Giuseppina Pesce vuole riappropriarsi del suo corpo e della sua vita, sceglie per se stessa e per il bene dei suoi figli. La sua scelta di collaborare è tutt’altro che indolore, e a certuni fa paura perché non si può comprare e neanche barattare. Per cui succede, anche, che qualche giorno prima che Giuseppina venga sentita in videoconferenza nell’aula bunker del carcere romano di Rebibbia nell’ambito del processo agli affiliati della cosca, dal regime di 41bis lo zio provi a screditarla sostenendo che la nipote ha bisogno di uno psichiatra, perché non sa quello che dice.

Ma Giuseppina conosce benissimo il senso e il peso delle sue parole, meglio di chiunque altro. L’avrebbe potuta capire Maria Concetta Cacciola, se non si fosse tolta la vita nel più doloroso dei modi possibili, suicidata con acido muriatico. Oppressa dalla violenza fisica e psicologica di genitori e fratello, picchiata selvaggiamente dopo l’invio di una lettera anonima secondo la quale Maria Concetta avrebbe avuto una relazione extraconiugale mentre il marito era in carcere. E forse è proprio per colpa di quelle violenze, una costante nella sua vita, che Maria Concetta aveva deciso di diventare testimone di giustizia; ma poi la lontananza dei figli (lasciati per entrare nel programma di protezione), la disperazione, la solitudine hanno fatto tutto il resto.

Non è per caso, quindi, se in Calabria molte donne stanno facendo la differenza contro la ‘ndrangheta. E non sono solo le sindache Elisabetta Tripodi, Carolina Girasole, Maria Carmela Lanzetta e tutte le donne che rischiano la vita ogni santo giorno per aver scelto consapevolmente, e con coraggio, di lavorare al servizio della comunità.
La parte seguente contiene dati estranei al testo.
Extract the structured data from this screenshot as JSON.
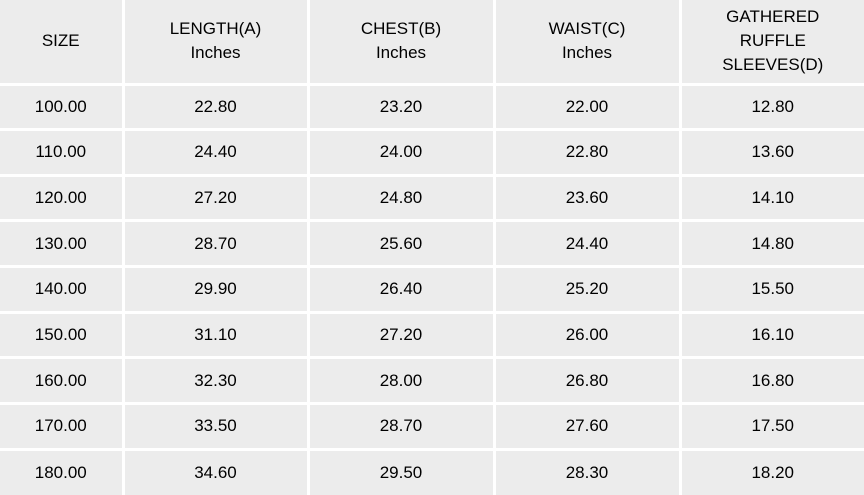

Ma anche quelle donne che hanno sempre vissuto in un tessuto familiare e sociale intriso di criminalità efferata, che non hanno potuto mai avere grandi chances nella vita, che sono cresciute nell’ordine simbolico monosessuale (maschile), che sanno sul loro corpo cosa vuol dire violenza, ma che riescono a trovare la forza e autorizzano se stesse ad altro.

Nel nome di Lea Garofalo (testimone di giustizia torturata, uccisa e sciolta nell’acido nel novembre 2009, a 35 anni), Tita Buccafusca (testimone di giustizia suicidata nell’aprile 2011, a 38 anni), Maria Concetta Cacciola (testimone di giustizia suicidata nell’agosto 2011, a 31 anni), che hanno pagato con la vita; per Denise, la figlia di Lea che si è costituita parte civile contro il padre; per Giuseppina Pesce che ha ripreso a collaborare, dopo aver ritrattato per il (fondato) timore che potesse succedere qualcosa ai suoi figli; per tutte le Sdisonorate e le Malanova calabresi.